Book Synopsis Encyclopedia of American Jewish History [2 volumes] by : Stephen H. Norwood
Download or read book Encyclopedia of American Jewish History [2 volumes] written by Stephen H. Norwood and published by Bloomsbury Publishing USA. This book was released on 2007-08-28 with total page 881 pages. Available in PDF, EPUB and Kindle. Book excerpt: Written by the most prominent scholars in American Jewish history, this encyclopedia illuminates the varied experiences of America's Jews and their impact on American society and culture over three and a half centuries. American Jews have profoundly shaped, and been shaped by, American culture. Yet American history texts have largely ignored the Jewish experience. The Encyclopedia of American Jewish History corrects that omission. In essays and short entries written by 125 of the world's leading scholars of American Jewish history and culture, this encyclopedia explores both religious and secular aspects of American Jewish life. It examines the European background and immigration of American Jews and their impact on the professions and academic disciplines, mass culture and the arts, literature and theater, and labor and radical movements. It explores Zionism, antisemitism, responses to the Holocaust, the branches of Judaism, and Jews' relations with other groups, including Christians, Muslims, and African Americans. The encyclopedia covers the Jewish press and education, Jewish organizations, and Jews' participation in America's wars. In two comprehensive volumes, Encyclopedia of American Jewish History makes 350 years of American Jewish experience accessible to scholars, all levels of students, and the reading public.
Book Synopsis History Of German Immigration In The United States by : George von Skal
Download or read book History Of German Immigration In The United States written by George von Skal and published by Jazzybee Verlag. This book was released on 2020-10-19 with total page 510 pages. Available in PDF, EPUB and Kindle.

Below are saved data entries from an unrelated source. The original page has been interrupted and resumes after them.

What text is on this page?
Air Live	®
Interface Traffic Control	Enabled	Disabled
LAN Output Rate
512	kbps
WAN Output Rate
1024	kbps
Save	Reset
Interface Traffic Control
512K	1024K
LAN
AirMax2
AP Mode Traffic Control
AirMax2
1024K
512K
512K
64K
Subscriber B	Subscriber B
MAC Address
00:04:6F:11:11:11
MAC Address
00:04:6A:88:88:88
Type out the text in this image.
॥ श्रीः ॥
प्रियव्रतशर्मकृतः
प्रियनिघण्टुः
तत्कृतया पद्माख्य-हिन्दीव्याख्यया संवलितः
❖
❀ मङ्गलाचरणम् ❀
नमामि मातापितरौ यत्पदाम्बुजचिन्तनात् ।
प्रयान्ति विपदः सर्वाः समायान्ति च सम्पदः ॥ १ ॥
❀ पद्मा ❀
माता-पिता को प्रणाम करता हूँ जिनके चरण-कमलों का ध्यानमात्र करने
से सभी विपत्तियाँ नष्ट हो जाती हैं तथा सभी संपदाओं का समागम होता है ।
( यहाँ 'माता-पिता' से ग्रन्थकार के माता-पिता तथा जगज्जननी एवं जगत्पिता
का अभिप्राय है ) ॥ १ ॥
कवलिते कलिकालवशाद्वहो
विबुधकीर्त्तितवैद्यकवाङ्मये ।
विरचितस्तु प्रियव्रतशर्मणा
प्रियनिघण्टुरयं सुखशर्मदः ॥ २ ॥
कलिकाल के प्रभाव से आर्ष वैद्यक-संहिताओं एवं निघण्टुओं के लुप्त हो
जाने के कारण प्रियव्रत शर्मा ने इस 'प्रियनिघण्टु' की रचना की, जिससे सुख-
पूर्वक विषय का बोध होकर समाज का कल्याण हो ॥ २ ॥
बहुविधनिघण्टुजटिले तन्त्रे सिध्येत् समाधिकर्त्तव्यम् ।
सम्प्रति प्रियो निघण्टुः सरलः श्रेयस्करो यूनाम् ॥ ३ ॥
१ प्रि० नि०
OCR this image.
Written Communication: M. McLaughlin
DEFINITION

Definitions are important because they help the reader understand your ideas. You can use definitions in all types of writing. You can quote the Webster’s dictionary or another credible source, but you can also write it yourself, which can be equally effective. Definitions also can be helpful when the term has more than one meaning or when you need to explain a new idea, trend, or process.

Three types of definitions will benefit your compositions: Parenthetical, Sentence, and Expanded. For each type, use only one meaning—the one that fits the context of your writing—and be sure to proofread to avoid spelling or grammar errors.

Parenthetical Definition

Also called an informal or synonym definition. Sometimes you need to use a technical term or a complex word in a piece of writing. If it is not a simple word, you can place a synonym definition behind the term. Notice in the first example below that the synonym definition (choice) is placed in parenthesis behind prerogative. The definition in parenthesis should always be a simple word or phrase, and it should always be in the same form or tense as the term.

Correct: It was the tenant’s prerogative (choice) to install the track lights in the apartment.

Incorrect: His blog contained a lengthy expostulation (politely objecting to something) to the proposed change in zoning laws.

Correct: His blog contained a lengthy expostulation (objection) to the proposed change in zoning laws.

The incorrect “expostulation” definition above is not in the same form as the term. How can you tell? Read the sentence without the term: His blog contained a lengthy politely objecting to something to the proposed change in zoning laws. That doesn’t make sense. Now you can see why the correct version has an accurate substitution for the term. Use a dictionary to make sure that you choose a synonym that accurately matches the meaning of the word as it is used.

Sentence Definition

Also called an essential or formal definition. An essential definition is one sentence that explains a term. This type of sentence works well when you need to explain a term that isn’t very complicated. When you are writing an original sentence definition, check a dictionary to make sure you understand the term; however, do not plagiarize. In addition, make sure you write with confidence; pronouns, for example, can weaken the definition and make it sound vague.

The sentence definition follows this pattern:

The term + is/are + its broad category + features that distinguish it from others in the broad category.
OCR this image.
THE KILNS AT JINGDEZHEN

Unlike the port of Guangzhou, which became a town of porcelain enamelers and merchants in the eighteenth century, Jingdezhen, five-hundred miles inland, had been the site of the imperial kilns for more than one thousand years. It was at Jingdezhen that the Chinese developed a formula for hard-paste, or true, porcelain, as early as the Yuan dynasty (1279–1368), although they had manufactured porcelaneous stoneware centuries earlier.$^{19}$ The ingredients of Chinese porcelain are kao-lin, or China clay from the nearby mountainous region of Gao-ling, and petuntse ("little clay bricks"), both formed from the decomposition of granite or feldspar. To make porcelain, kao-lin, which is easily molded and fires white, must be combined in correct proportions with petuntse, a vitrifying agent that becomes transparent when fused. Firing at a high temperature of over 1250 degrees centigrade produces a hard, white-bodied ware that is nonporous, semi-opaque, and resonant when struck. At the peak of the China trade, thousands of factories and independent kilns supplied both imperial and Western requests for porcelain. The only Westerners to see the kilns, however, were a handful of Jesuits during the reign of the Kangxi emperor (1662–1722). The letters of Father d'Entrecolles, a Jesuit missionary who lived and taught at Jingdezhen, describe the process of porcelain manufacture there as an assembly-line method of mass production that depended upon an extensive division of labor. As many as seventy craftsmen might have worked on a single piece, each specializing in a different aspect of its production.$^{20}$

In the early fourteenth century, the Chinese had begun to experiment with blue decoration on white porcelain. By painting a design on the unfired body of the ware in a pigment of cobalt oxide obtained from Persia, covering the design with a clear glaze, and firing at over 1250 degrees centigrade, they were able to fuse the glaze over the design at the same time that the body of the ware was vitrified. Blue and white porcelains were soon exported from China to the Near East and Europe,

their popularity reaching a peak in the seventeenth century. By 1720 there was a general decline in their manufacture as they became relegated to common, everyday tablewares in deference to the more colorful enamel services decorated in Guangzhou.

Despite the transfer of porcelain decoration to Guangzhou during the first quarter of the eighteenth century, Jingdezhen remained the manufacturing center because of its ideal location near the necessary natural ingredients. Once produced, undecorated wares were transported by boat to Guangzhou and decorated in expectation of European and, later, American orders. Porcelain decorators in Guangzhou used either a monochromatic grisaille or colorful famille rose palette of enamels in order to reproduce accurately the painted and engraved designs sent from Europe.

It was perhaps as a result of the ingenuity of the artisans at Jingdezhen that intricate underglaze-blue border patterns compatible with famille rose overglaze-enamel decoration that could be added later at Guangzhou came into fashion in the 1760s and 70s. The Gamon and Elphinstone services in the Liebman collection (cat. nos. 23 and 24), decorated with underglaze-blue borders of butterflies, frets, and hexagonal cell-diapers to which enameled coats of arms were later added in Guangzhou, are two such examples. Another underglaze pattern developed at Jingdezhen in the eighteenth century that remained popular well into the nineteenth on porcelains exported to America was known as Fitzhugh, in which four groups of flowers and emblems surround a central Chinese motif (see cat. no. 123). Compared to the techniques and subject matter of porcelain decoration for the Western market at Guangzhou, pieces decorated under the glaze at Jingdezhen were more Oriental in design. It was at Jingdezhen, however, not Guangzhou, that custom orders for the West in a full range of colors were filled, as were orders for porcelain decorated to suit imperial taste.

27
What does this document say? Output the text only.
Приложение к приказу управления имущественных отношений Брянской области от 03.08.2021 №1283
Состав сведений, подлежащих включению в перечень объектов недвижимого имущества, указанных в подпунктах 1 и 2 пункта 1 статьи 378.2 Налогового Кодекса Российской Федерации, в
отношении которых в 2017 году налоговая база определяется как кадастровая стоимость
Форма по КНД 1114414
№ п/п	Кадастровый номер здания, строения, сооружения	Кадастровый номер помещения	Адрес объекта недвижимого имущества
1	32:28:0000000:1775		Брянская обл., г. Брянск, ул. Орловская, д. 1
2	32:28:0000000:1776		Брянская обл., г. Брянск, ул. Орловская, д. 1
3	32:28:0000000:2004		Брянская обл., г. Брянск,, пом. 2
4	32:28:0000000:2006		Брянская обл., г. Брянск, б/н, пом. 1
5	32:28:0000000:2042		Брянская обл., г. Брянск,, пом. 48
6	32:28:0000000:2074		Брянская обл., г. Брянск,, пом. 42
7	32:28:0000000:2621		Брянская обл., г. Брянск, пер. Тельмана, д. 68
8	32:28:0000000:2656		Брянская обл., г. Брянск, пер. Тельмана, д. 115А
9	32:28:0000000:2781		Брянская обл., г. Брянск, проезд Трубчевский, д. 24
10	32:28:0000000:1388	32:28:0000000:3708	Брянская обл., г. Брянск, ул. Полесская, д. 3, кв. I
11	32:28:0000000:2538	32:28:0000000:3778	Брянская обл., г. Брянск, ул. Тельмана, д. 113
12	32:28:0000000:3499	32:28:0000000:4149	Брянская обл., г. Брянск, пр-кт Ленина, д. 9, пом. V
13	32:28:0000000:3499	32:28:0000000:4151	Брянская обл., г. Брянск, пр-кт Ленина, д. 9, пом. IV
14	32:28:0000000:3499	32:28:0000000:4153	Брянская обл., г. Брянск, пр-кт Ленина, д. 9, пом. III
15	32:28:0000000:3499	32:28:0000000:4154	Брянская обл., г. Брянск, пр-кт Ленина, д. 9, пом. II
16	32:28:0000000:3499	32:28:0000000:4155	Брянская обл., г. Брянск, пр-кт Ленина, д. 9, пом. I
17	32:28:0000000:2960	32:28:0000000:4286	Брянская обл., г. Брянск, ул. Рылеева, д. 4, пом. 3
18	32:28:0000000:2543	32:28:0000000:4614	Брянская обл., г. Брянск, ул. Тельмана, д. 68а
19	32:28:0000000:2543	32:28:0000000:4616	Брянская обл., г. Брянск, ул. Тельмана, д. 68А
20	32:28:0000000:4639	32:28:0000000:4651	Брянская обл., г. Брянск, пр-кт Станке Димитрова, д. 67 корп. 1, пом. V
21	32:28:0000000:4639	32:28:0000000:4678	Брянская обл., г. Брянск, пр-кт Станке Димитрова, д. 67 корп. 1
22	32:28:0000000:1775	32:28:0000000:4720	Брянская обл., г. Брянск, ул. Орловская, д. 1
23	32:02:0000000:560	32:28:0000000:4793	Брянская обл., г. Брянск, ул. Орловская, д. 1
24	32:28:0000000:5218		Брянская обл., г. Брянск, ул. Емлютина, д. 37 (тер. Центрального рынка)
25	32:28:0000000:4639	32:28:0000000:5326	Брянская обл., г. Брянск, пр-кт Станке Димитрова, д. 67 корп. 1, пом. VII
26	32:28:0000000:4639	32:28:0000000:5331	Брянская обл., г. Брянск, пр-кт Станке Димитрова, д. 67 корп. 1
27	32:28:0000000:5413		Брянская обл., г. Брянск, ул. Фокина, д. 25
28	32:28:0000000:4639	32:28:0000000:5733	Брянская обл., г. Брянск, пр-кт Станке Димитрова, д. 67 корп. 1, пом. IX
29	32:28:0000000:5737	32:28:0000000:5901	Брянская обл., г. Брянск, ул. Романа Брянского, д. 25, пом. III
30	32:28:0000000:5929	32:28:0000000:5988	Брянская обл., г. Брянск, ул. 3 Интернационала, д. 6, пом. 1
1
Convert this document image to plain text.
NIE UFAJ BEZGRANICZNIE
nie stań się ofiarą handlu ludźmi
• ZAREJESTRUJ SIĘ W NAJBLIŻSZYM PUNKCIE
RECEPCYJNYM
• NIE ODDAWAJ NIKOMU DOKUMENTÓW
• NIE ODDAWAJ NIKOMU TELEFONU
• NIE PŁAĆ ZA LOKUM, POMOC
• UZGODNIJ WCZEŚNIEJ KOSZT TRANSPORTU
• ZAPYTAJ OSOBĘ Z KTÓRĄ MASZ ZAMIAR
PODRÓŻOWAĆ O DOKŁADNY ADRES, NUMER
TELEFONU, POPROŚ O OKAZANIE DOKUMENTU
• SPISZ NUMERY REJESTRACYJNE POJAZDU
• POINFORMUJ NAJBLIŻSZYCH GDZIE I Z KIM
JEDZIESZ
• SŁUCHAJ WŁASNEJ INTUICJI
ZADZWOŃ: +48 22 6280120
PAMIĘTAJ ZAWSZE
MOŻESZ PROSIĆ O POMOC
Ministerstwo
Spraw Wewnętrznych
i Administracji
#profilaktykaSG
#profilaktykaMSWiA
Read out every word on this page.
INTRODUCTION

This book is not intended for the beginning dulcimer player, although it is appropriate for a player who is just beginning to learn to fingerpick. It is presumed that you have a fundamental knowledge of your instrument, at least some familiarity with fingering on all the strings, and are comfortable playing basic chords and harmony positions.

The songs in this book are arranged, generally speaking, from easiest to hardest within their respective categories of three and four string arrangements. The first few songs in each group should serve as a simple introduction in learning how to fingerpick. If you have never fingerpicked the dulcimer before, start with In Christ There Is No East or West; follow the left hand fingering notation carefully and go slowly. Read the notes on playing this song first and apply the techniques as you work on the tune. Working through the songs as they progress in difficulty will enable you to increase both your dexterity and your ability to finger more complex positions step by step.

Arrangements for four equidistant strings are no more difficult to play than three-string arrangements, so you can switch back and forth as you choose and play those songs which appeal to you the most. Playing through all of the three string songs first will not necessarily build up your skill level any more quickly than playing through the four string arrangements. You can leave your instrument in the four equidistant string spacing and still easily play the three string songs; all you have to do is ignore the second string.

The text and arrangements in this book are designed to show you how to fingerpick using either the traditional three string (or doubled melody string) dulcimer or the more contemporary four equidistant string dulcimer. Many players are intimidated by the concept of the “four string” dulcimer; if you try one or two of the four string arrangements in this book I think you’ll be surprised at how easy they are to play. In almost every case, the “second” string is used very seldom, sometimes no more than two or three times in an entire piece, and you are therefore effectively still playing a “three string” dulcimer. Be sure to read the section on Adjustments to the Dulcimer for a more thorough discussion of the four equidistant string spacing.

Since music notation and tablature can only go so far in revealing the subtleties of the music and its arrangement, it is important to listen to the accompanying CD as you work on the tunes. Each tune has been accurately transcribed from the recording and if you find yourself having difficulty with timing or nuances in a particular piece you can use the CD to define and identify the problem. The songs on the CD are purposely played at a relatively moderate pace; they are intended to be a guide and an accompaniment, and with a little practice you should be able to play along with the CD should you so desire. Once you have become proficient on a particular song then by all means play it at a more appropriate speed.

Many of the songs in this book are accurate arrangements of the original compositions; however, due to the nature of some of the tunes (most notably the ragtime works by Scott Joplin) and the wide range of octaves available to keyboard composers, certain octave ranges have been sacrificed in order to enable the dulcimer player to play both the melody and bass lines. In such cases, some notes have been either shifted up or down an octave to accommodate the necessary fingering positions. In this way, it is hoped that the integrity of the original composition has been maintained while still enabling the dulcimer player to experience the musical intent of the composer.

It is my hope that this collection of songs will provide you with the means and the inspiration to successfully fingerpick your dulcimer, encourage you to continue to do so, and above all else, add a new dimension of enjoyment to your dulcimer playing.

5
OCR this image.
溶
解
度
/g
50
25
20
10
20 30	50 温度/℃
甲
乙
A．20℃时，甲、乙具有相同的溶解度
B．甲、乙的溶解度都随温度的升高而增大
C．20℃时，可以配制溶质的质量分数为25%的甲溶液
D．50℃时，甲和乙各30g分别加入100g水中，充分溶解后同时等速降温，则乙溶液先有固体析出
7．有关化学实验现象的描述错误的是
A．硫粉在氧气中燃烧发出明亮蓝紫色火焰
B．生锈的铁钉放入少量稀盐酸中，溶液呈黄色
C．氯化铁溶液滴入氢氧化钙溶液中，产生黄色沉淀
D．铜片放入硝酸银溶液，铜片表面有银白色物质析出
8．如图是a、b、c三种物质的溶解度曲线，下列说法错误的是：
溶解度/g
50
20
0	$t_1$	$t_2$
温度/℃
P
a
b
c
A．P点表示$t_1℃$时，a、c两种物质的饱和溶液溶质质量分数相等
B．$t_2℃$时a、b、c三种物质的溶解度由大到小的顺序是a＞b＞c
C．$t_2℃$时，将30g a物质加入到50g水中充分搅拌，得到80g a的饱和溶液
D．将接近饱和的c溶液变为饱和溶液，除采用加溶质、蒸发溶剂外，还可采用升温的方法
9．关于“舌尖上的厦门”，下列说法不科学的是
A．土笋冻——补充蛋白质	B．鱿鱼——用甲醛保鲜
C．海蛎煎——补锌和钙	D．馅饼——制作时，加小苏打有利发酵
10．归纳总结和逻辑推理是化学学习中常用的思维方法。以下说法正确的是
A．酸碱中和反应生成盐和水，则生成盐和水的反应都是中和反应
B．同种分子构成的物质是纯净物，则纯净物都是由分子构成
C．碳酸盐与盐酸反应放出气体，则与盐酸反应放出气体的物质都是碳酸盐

Book excerpt: This work is intended to be a record of all that Germans have accomplished in the United States a record of honest endeavor, energy, perseverance, strength and achievement. It shall, in addition, show the part that the American citizen of German blood has taken in the making of these United States, in peace and war, on the battlefield as well as in the counting house, the workshop and laboratory, in the realm of science and education or in the long fight that was necessary to extend civilization and culture over a continent. The book contains a history of German immigration in the United States from the first settlements to the present day, showing what the Germans were who left the fatherland, why they came, and what they did in their new country. Every incident throwing light upon the work done by the German element has been made use of to give a complete, though concise, and impartial recital of its activity, and a description of the influence it has exerted upon the development of the Union. In the second part the biographies of many Americans of German nativity or descent are given. History is not complete if it chronicles only the deeds of the few who in times of strife and combat rise above the surface; it must tell us of the many who have fought and succeeded. The value of so large and important a part of the American people as the German immigrants and their descendants can be fully understood only if it is shown how many of them have been successful, and how they have, by long and earnest travail, risen to unusual heights.